7. Enhanced workplace safety
U.S. private industry employers reported 2.1 million nonfatal workplace injuries in 2020, according to the federal Bureau of Labor Statistics (BLS). There were 5,333 deaths due to work-related injuries in 2019, the most recent BLS figures. But industry is using a combination of technologies — such as endpoint sensors, computer vision and artificial intelligence, as well as edge devices — to power workplace safety applications.
For example, companies can use locational data from on-site employees to enforce the social distancing requirements brought on by the COVID-19 pandemic, alerting them if they move and stay too close together. Because such locational data has no value beyond that moment, the information can be collected and processed on the edge rather than moved and stored in the corporate data center.
8. Streaming services and content delivery
Similar to the use of edge with augmented and virtual reality use cases, edge computing supports the low-latency requirements of video streaming and content delivery. Furthermore, it enables a good user experience for both existing and emerging features such as search functions, content suggestions, personalized experiences and interactive capabilities.
In fact, with over-the-top streaming platforms becoming the standard means for distributing content, media companies are using edge computing to deliver original content, live events and regional content with a flawless user experience — as consumers now expect.
9. Enhanced customer services
Businesses across industries, from banking to retail, are exploring how they can use edge computing to deliver hyperpersonalized experiences and targeted ads to customers.

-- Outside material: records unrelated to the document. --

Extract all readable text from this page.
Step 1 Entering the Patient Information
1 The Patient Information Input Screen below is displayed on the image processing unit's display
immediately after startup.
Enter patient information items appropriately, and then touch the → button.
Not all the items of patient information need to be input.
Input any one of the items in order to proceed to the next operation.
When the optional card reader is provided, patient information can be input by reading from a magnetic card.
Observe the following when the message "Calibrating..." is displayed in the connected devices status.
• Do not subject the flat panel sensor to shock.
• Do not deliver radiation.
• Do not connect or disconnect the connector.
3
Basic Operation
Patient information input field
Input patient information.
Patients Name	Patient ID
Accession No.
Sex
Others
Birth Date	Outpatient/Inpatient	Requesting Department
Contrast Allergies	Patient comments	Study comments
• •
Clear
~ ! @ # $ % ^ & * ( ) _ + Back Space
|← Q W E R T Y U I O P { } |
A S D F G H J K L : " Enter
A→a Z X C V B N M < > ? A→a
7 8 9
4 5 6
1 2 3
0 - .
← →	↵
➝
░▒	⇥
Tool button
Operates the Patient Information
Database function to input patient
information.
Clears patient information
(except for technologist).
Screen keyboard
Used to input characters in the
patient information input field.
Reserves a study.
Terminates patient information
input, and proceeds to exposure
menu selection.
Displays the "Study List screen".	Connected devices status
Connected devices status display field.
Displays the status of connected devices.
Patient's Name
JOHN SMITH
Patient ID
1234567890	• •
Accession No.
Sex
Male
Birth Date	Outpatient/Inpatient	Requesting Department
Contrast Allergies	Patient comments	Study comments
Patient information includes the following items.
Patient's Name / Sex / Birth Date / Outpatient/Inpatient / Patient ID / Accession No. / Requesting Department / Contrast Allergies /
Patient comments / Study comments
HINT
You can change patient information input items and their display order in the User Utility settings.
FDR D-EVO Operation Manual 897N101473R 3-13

They’re also developing ways to use edge computing to support new services, such as AR-enabled interactive shopping.
10. Smart homes
The volume of data being generated and transmitted by households has exploded as homes have gone high-tech, with everything from AI-enabled virtual assistants — such as Amazon’s Alexa — to connected security systems to smart speakers all adding traffic to the available bandwidth. Edge computing located within the home could ease the strain on service provider networks, ensure real-time response and boost privacy by keeping more of the household’s data close and out of third-party systems.